“You can’t possibly succeed without [My Pet Issue]”

There’s a particular conversational move that I’ve noticed people making over the past couple years. I’ve also noticed myself making it. The move goes:

“You can’t possibly succeed without X”, where X is whatever principle the person is arguing for.

(Where “succeed” means “have a functioning rationality community /​ have a functioning organization /​ solve friendly AI /​ etc”)

This is not always false. But, I am pretty suspicious of this move.

(I’ve seen it from people from a variety of worldviews. This is not a dig on any one particular faction from local-politics. And again, I do this myself).

When I do the move, my current introspective TAP goes something like: “Hmm. Okay, is this actually true? Is it impossible to succeed without my pet-issue-of-the-day? Upon reflection, obviously not. I legit think it’s harder. There’s a reason I started caring about my pet-issue in the first place. But ‘impossible’ is a word that was clearly generated by my political rationalization mind. How much harder is it, exactly?
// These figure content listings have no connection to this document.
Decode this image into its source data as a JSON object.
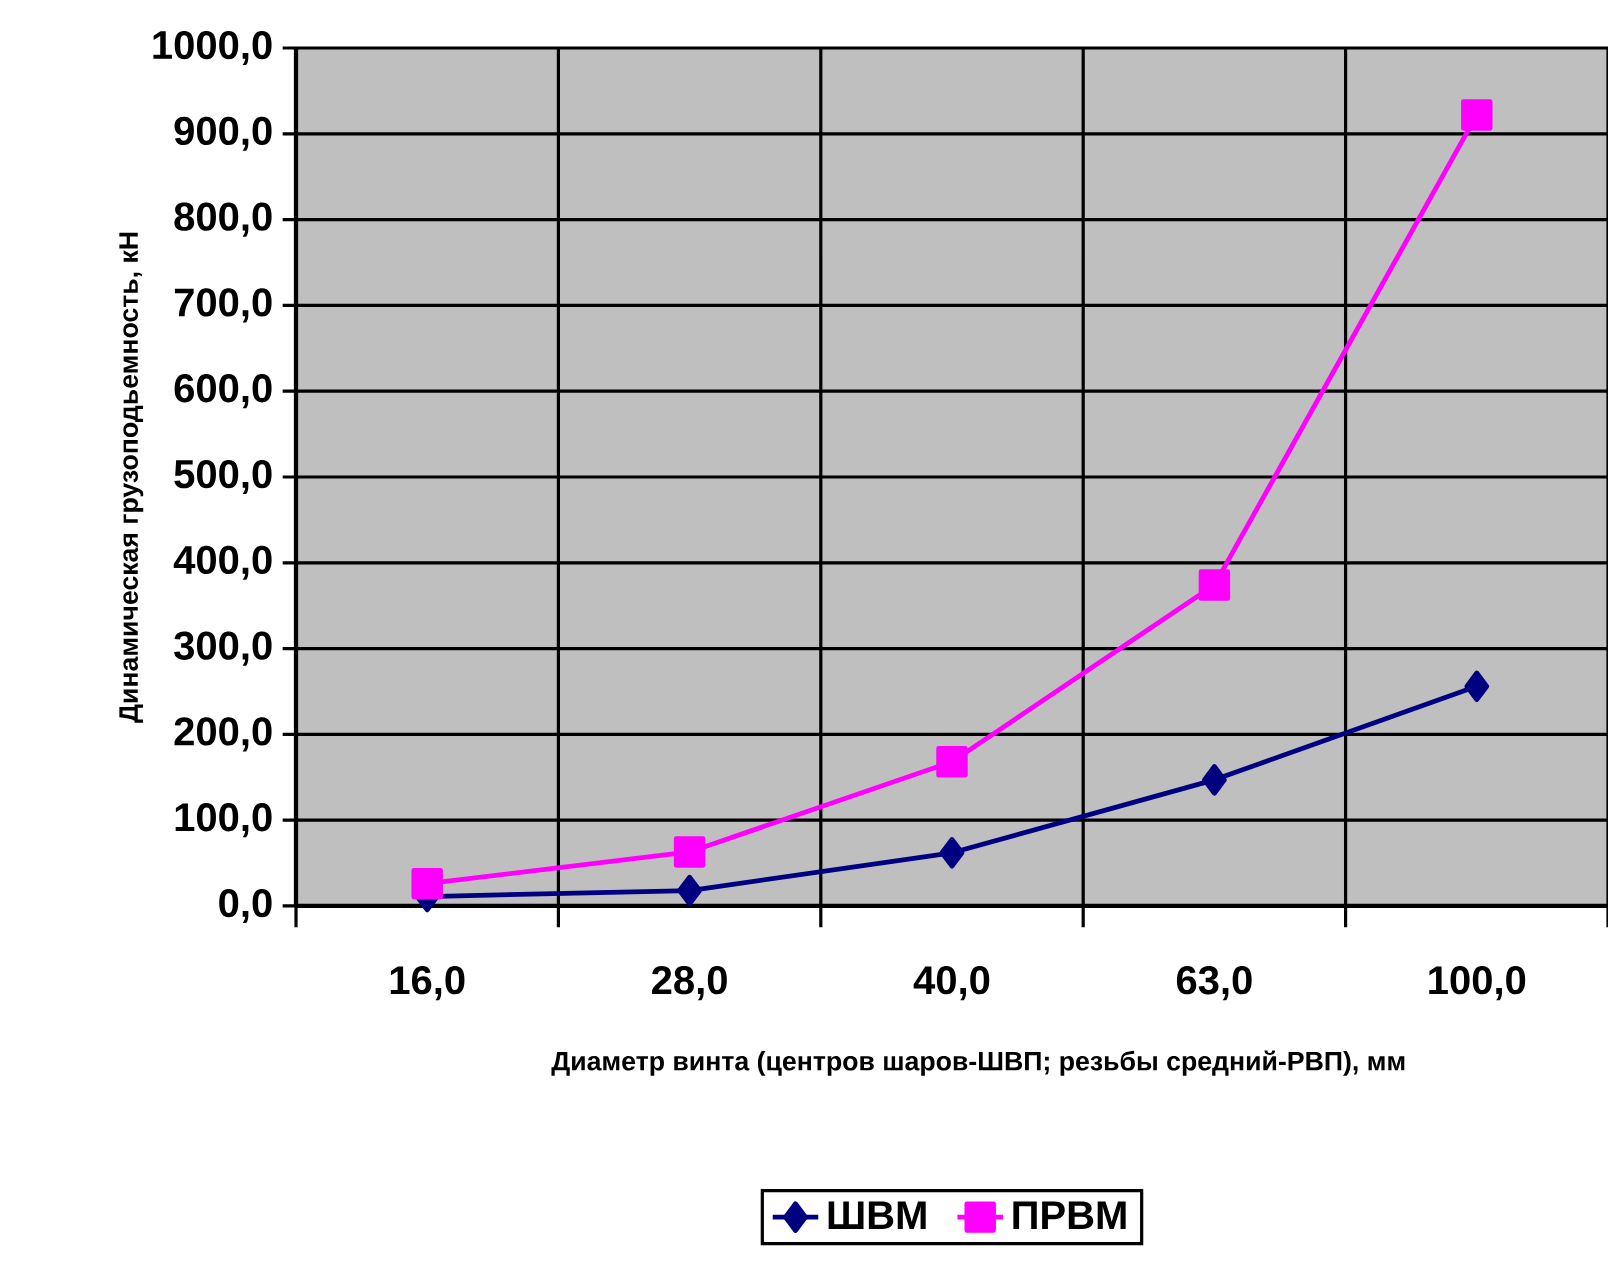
{
  "chart_data": {
    "type": "line",
    "xlabel": "Диаметр винта (центров шаров-ШВП; резьбы средний-РВП), мм",
    "ylabel": "Динамическая грузоподьемность, кН",
    "categories": [
      "16,0",
      "28,0",
      "40,0",
      "63,0",
      "100,0"
    ],
    "series": [
      {
        "name": "ШВМ",
        "color": "#000080",
        "marker": "diamond",
        "values": [
          11,
          18,
          62,
          147,
          256
        ]
      },
      {
        "name": "ПРВМ",
        "color": "#ff00ff",
        "marker": "square",
        "values": [
          26,
          63,
          168,
          374,
          922
        ]
      }
    ],
    "ylim": [
      0,
      1000
    ],
    "yticks": [
      {
        "value": 0,
        "label": "0,0"
      },
      {
        "value": 100,
        "label": "100,0"
      },
      {
        "value": 200,
        "label": "200,0"
      },
      {
        "value": 300,
        "label": "300,0"
      },
      {
        "value": 400,
        "label": "400,0"
      },
      {
        "value": 500,
        "label": "500,0"
      },
      {
        "value": 600,
        "label": "600,0"
      },
      {
        "value": 700,
        "label": "700,0"
      },
      {
        "value": 800,
        "label": "800,0"
      },
      {
        "value": 900,
        "label": "900,0"
      },
      {
        "value": 1000,
        "label": "1000,0"
      }
    ],
    "grid": true,
    "legend": "bottom",
    "line_style": "solid"
  }
}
Why do I believe that?”)

In general, there are incentives (and cognitive biases) to exaggerate the importance of your plans. I think this is partly for political reasons, and partly for motivational reasons – it’s hard to get excited enough about your own plans if you don’t believe they’ll have outsized effects. (A smaller version of this, common on my web development team, is someone saying “if we just implemented Feature X we’re get a 20% improvement on Metric Y”, and the actual answer was we got, like, a 2% improvement, and it was worth it. But, like, the 20% figure was clearly ridiculous).

“It’s impossible” is an easier yellow-flag to notice than “my numbers are bigger than what other people think are reasonable”. But in both cases, I think it’s a useful thing to train yourself to notice, and I think “try to build an explicit quantitative model” is a good immune response. Sometimes the thing is actually impossible, and your model checks out. But I’m willing to bet if you’re bringing this up in a social context where you think an abstract principle is at stake, it’s probably wrong.